Arizona Abortion Law Goes Into Effect Following Settlement
(PRESS RELEASE) Today, a 1999 Arizona law regulating abortion providers went into effect. This comes after the U.S. District Court for the District of Arizona ordered to lift a 10-year stay back in May blocking enforcement of the regulations. The Center for Reproductive Rights and the defendants, including Arizona county attorneys, negotiated for years and finally agreed to significant changes to the law. The result of that settlement along with a 2004 appellate court decision resulted in considerably less intrusive requirements for abortion providers.
Among other burdensome provisions, doctors and clinics would have been required to turn over complete medical records, risking the confidentiality of their patients. In addition, the state health department would have been allowed to conduct unannounced searches of abortion providers’ offices without a warrant, substantially intruding upon doctors’ practice of medicine.
Under the new regulations, the health department must have a warrant in order to obtain patient records with identifying information and the dates of inspections must be scheduled with abortion facilities ahead of time.

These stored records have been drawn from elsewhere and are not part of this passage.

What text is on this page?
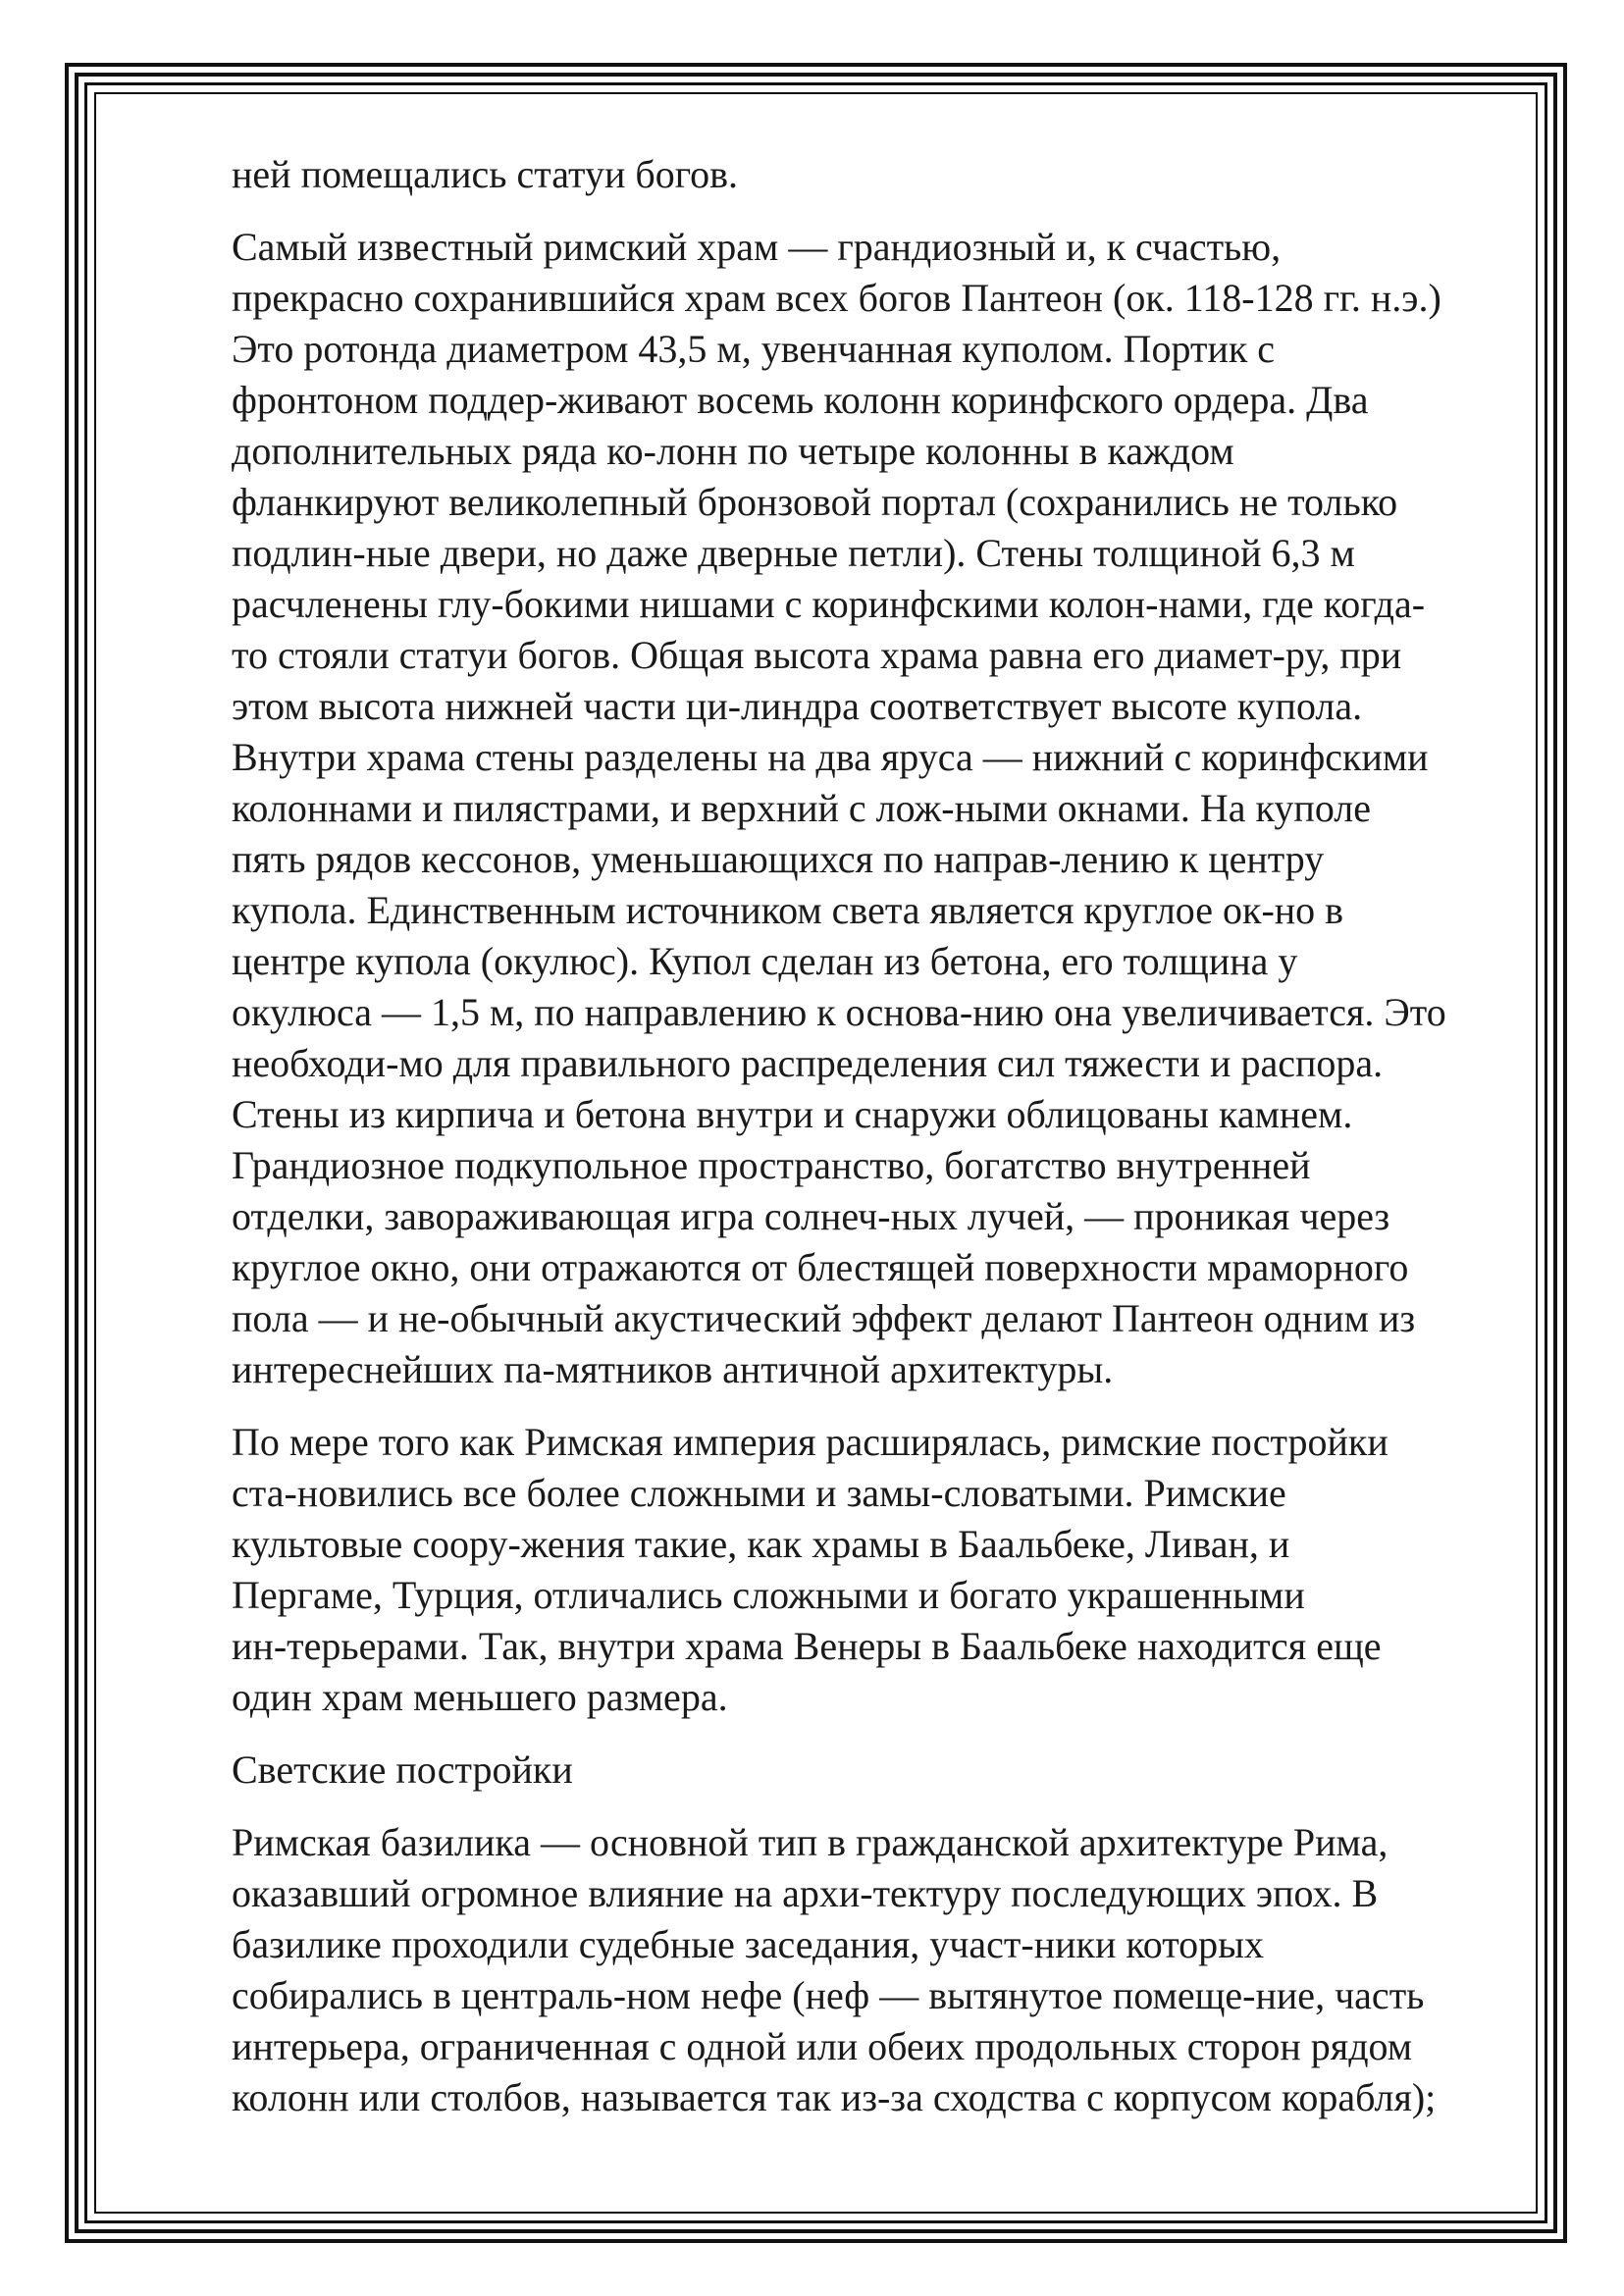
ней помещались статуи богов.

Самый известный римский храм — грандиозный и, к счастью,
прекрасно сохранившийся храм всех богов Пантеон (ок. 118-128 гг. н.э.)
Это ротонда диаметром 43,5 м, увенчанная куполом. Портик с
фронтоном поддер-живают восемь колонн коринфского ордера. Два
дополнительных ряда ко-лонн по четыре колонны в каждом
фланкируют великолепный бронзовой портал (сохранились не только
подлин-ные двери, но даже дверные петли). Стены толщиной 6,3 м
расчленены глу-бокими нишами с коринфскими колон-нами, где когда-
то стояли статуи богов. Общая высота храма равна его диамет-ру, при
этом высота нижней части ци-линдра соответствует высоте купола.
Внутри храма стены разделены на два яруса — нижний с коринфскими
колоннами и пилястрами, и верхний с лож-ными окнами. На куполе
пять рядов кессонов, уменьшающихся по направ-лению к центру
купола. Единственным источником света является круглое ок-но в
центре купола (окулюс). Купол сделан из бетона, его толщина у
окулюса — 1,5 м, по направлению к основа-нию она увеличивается. Это
необходи-мо для правильного распределения сил тяжести и распора.
Стены из кирпича и бетона внутри и снаружи облицованы камнем.
Грандиозное подкупольное пространство, богатство внутренней
отделки, завораживающая игра солнеч-ных лучей, — проникая через
круглое окно, они отражаются от блестящей поверхности мраморного
пола — и не-обычный акустический эффект делают Пантеон одним из
интереснейших па-мятников античной архитектуры.

По мере того как Римская империя расширялась, римские постройки
ста-новились все более сложными и замы-словатыми. Римские
культовые соору-жения такие, как храмы в Баальбеке, Ливан, и
Пергаме, Турция, отличались сложными и богато украшенными
ин-терьерами. Так, внутри храма Венеры в Баальбеке находится еще
один храм меньшего размера.

Светские постройки

Римская базилика — основной тип в гражданской архитектуре Рима,
оказавший огромное влияние на архи-тектуру последующих эпох. В
базилике проходили судебные заседания, участ-ники которых
собирались в централь-ном нефе (неф — вытянутое помеще-ние, часть
интерьера, ограниченная с одной или обеих продольных сторон рядом
колонн или столбов, называется так из-за сходства с корпусом корабля);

“We are pleased with the settlement which resulted in much more reasonable regulations and the protection of patient privacy,” said Bonnie Scott Jones, deputy director of the U.S. Legal Program at the Center for Reproductive Rights. “Originally, the law violated patient confidentiality and intruded upon the practice of medicine—in effect, imposing new burdens and costs on abortion providers without any justification.”
The Center originally challenged the law in 1999 in the case Tucson Women’s Clinic v. Eden. A district court struck down portions of the law in 2001, and in 2004, the U.S. Court of Appeals for the Ninth Circuit upheld that decision and ruled that the abortion clinic should also be given the opportunity to present evidence in a trial court that the law unconstitutionally placed an “undue burden” on a woman’s right to abortion. Instead of going to trial, the Center and the defendants entered into negotiations which resulted in the settlement agreement and revisions to the regulations.